Jaksa Masuk Pemerintahan: Patrik Neonbeni dan Fredrix Bere Perkuat Birokrasi NTT Berintegritas
Kupang, SonafNTT-News.com. Pemerintah Provinsi Nusa Tenggara Timur (Pemprov NTT) kembali menunjukkan komitmen kuatnya dalam membangun birokrasi yang bersih dan berintegritas. Dua jaksa aktif, Patrik Getruda Neonbeni, S.H., M.H., dan Fredrix Bere, S.H., M.H., resmi dilantik Gubernur NTT Emanuel Melkiades Laka Lena dalam upacara pelantikan, pengukuhan, dan pengambilan sumpah jabatan pejabat administrasi lingkup Pemprov NTT di GOR Flobamora, Rabu (8/10/2025).
Keduanya dipercaya mengisi posisi strategis di lingkungan pemerintahan provinsi, menandai semakin eratnya sinergi antara Kejaksaan dan Pemprov NTT dalam mendorong tata kelola pemerintahan yang transparan, akuntabel, dan berorientasi pada pelayanan publik yang berdampak.
Dilansir dari pena Timor.com, Patrik Neonbeni kini menjabat sebagai Kepala Bagian Bantuan Hukum Biro Hukum Setda Provinsi NTT. Sebelumnya, ia dikenal sebagai figur penting dalam Satgas Anti Korupsi, serta pernah menjabat sebagai Kasi Pidsus Kejari TTS dan Kejari Belu. Reputasinya sebagai jaksa yang tegas, bersih, dan berdedikasi tinggi di bidang penegakan hukum membuat kehadirannya di lingkup Pemprov NTT dinilai sebagai aset penting.
Sementara itu, Fredrix Bere kini menjabat sebagai Kepala Bidang Penyelesaian Konflik dan Kewaspadaan Nasional di Badan Kesbangpol Provinsi NTT. Ia memiliki rekam jejak panjang sebagai jaksa, termasuk pernah menjabat sebagai Kasi Pidsus Kejari Kota Kupang, Kasi Intelijen Kejari Sumba Timur, dan terakhir sebagai Jaksa Pemeriksa di Kejati Maluku.
Dengan bergabungnya Patrik dan Fredrix, kini terdapat tiga jaksa aktif yang ditugaskan memperkuat birokrasi Pemprov NTT, bersama Oder Maks Sombu, S.H., M.A., M.H., yang saat ini menjabat Kepala Biro Hukum Setda Provinsi NTT. Oder Sombu sendiri merupakan jaksa senior dengan pengalaman mentereng, bahkan pernah dipercaya sebagai Penjabat Bupati Rote Ndao.
Langkah penempatan jaksa-jaksa aktif di posisi strategis ini dinilai sebagai bentuk nyata penguatan integritas internal pemerintahan—sebuah strategi kelembagaan untuk memastikan kebijakan publik berjalan dalam koridor hukum dan moralitas yang tinggi.
Dalam sambutannya, Gubernur NTT Emanuel Melkiades Laka Lena menegaskan bahwa pelantikan ini merupakan bagian dari regenerasi kepemimpinan yang berbasis meritokrasi dan profesionalisme.
“Jabatan adalah ruang pengabdian.
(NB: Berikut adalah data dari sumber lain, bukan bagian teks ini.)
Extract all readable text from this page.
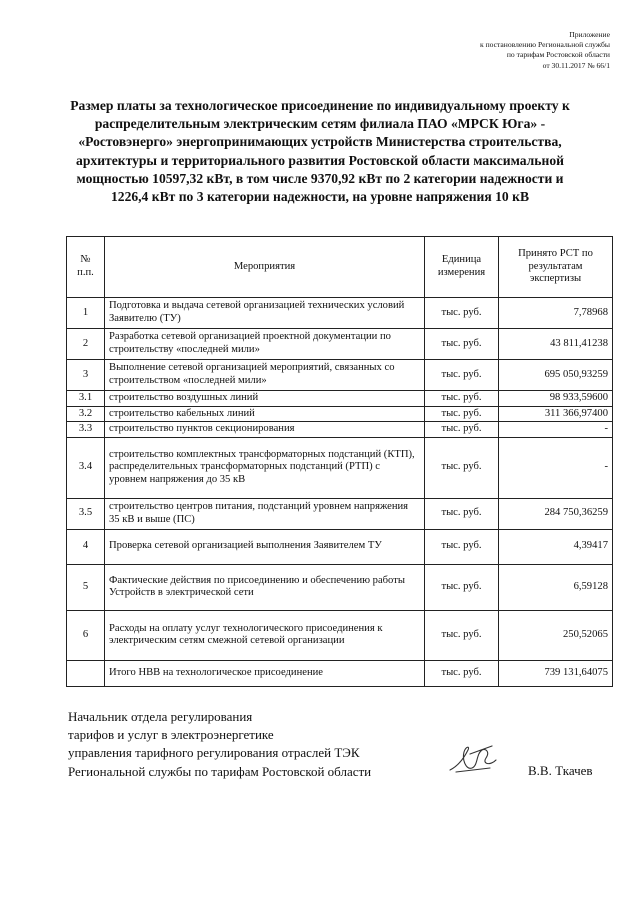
Приложение
к постановлению Региональной службы
по тарифам Ростовской области
от 30.11.2017 № 66/1
Размер платы за технологическое присоединение по индивидуальному проекту к распределительным электрическим сетям филиала ПАО «МРСК Юга» - «Ростовэнерго» энергопринимающих устройств Министерства строительства, архитектуры и территориального развития Ростовской области максимальной мощностью 10597,32 кВт, в том числе 9370,92 кВт по 2 категории надежности и 1226,4 кВт по 3 категории надежности, на уровне напряжения 10 кВ
№ п.п.	Мероприятия	Единица измерения	Принято РСТ по результатам экспертизы
1	Подготовка и выдача сетевой организацией технических условий Заявителю (ТУ)	тыс. руб.	7,78968
2	Разработка сетевой организацией проектной документации по строительству «последней мили»	тыс. руб.	43 811,41238
3	Выполнение сетевой организацией мероприятий, связанных со строительством «последней мили»	тыс. руб.	695 050,93259
3.1	строительство воздушных линий	тыс. руб.	98 933,59600
3.2	строительство кабельных линий	тыс. руб.	311 366,97400
3.3	строительство пунктов секционирования	тыс. руб.	-
3.4	строительство комплектных трансформаторных подстанций (КТП), распределительных трансформаторных подстанций (РТП) с уровнем напряжения до 35 кВ	тыс. руб.	-
3.5	строительство центров питания, подстанций уровнем напряжения 35 кВ и выше (ПС)	тыс. руб.	284 750,36259
4	Проверка сетевой организацией выполнения Заявителем ТУ	тыс. руб.	4,39417
5	Фактические действия по присоединению и обеспечению работы Устройств в электрической сети	тыс. руб.	6,59128
6	Расходы на оплату услуг технологического присоединения к электрическим сетям смежной сетевой организации	тыс. руб.	250,52065
	Итого НВВ на технологическое присоединение	тыс. руб.	739 131,64075
Начальник отдела регулирования
тарифов и услуг в электроэнергетике
управления тарифного регулирования отраслей ТЭК
Региональной службы по тарифам Ростовской области	В.В. Ткачев
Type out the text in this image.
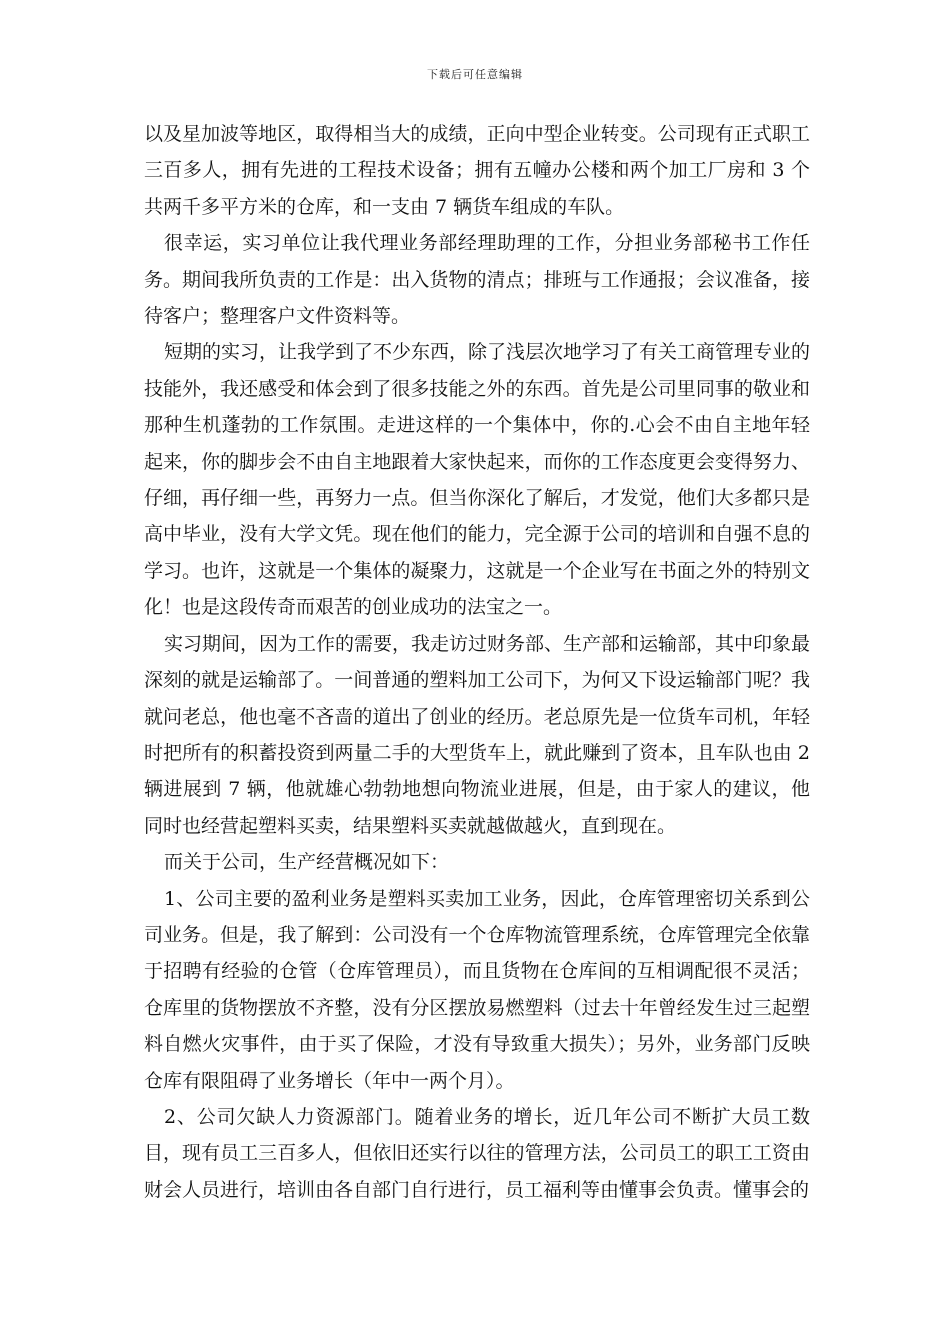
下载后可任意编辑

以及星加波等地区，取得相当大的成绩，正向中型企业转变。公司现有正式职工三百多人，拥有先进的工程技术设备；拥有五幢办公楼和两个加工厂房和 3 个共两千多平方米的仓库，和一支由 7 辆货车组成的车队。

很幸运，实习单位让我代理业务部经理助理的工作，分担业务部秘书工作任务。期间我所负责的工作是：出入货物的清点；排班与工作通报；会议准备，接待客户；整理客户文件资料等。

短期的实习，让我学到了不少东西，除了浅层次地学习了有关工商管理专业的技能外，我还感受和体会到了很多技能之外的东西。首先是公司里同事的敬业和那种生机蓬勃的工作氛围。走进这样的一个集体中，你的.心会不由自主地年轻起来，你的脚步会不由自主地跟着大家快起来，而你的工作态度更会变得努力、仔细，再仔细一些，再努力一点。但当你深化了解后，才发觉，他们大多都只是高中毕业，没有大学文凭。现在他们的能力，完全源于公司的培训和自强不息的学习。也许，这就是一个集体的凝聚力，这就是一个企业写在书面之外的特别文化！也是这段传奇而艰苦的创业成功的法宝之一。

实习期间，因为工作的需要，我走访过财务部、生产部和运输部，其中印象最深刻的就是运输部了。一间普通的塑料加工公司下，为何又下设运输部门呢？我就问老总，他也毫不吝啬的道出了创业的经历。老总原先是一位货车司机，年轻时把所有的积蓄投资到两量二手的大型货车上，就此赚到了资本，且车队也由 2 辆进展到 7 辆，他就雄心勃勃地想向物流业进展，但是，由于家人的建议，他同时也经营起塑料买卖，结果塑料买卖就越做越火，直到现在。

而关于公司，生产经营概况如下：

1、公司主要的盈利业务是塑料买卖加工业务，因此，仓库管理密切关系到公司业务。但是，我了解到：公司没有一个仓库物流管理系统，仓库管理完全依靠于招聘有经验的仓管（仓库管理员），而且货物在仓库间的互相调配很不灵活；仓库里的货物摆放不齐整，没有分区摆放易燃塑料（过去十年曾经发生过三起塑料自燃火灾事件，由于买了保险，才没有导致重大损失）；另外，业务部门反映仓库有限阻碍了业务增长（年中一两个月）。

2、公司欠缺人力资源部门。随着业务的增长，近几年公司不断扩大员工数目，现有员工三百多人，但依旧还实行以往的管理方法，公司员工的职工工资由财会人员进行，培训由各自部门自行进行，员工福利等由懂事会负责。懂事会的
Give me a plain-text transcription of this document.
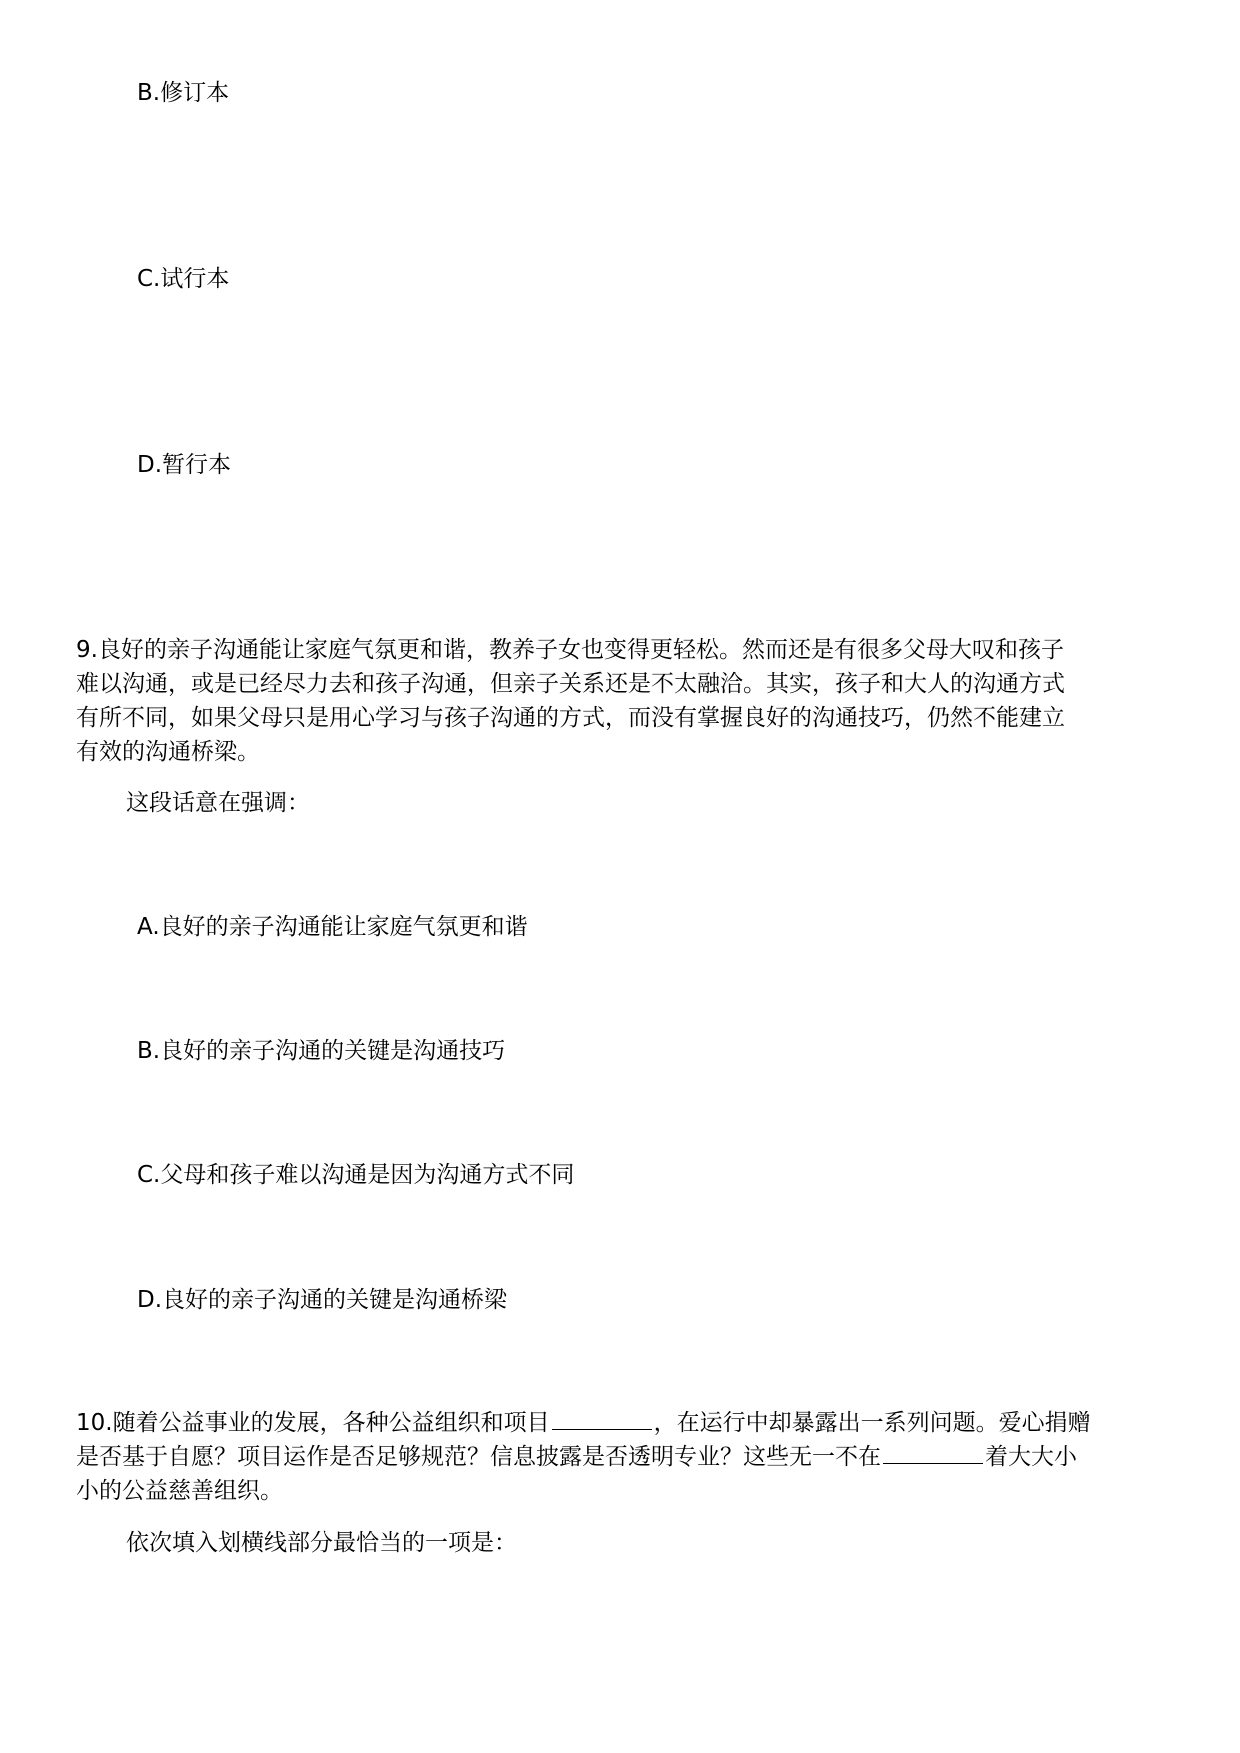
B.修订本

C.试行本

D.暂行本

9.良好的亲子沟通能让家庭气氛更和谐，教养子女也变得更轻松。然而还是有很多父母大叹和孩子
难以沟通，或是已经尽力去和孩子沟通，但亲子关系还是不太融洽。其实，孩子和大人的沟通方式
有所不同，如果父母只是用心学习与孩子沟通的方式，而没有掌握良好的沟通技巧，仍然不能建立
有效的沟通桥梁。

这段话意在强调：

A.良好的亲子沟通能让家庭气氛更和谐

B.良好的亲子沟通的关键是沟通技巧

C.父母和孩子难以沟通是因为沟通方式不同

D.良好的亲子沟通的关键是沟通桥梁

10.随着公益事业的发展，各种公益组织和项目	，在运行中却暴露出一系列问题。爱心捐赠
是否基于自愿？项目运作是否足够规范？信息披露是否透明专业？这些无一不在	着大大小
小的公益慈善组织。

依次填入划横线部分最恰当的一项是：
Bukan sekadar prestise, tapi tanggung jawab. Saudara harus bekerja lebih keras, lebih kreatif, dan berdampak nyata bagi rakyat,” tegas Gubernur Melki.
Ia juga menekankan pentingnya menghadirkan birokrasi yang melayani dengan hati, bekerja dengan cerdas, dan mampu menghadirkan outcome yang nyata, bukan hanya target administratif semu.
Penempatan jaksa di struktur pemerintahan bukan hanya simbol. Dengan pengalaman di bidang hukum, investigasi, dan pengawasan, kehadiran Patrik Neonbeni dan Fredrix Bere diharapkan mampu mendorong percepatan reformasi birokrasi dan memperkuat sistem pengendalian internal di lingkungan Pemprov NTT.
Langkah ini juga mendapat dukungan dari masyarakat yang berharap agar NTT tidak hanya menjadi provinsi yang maju secara pembangunan fisik, tetapi juga bermartabat secara etika dan hukum.
Kehadiran para jaksa aktif dalam struktur birokrasi Pemprov NTT adalah langkah strategis menuju good governance dan clean government. Publik kini menaruh harapan besar bahwa NTT akan menjadi contoh nyata provinsi yang membangun tidak hanya dengan beton, tetapi juga dengan integritas.
Dalam konteks ini, Patrik Neonbeni dan Fredrix Bere bukan hanya pejabat baru, tetapi simbol komitmen baru menuju birokrasi yang kuat, bersih, dan berpihak pada rakyat.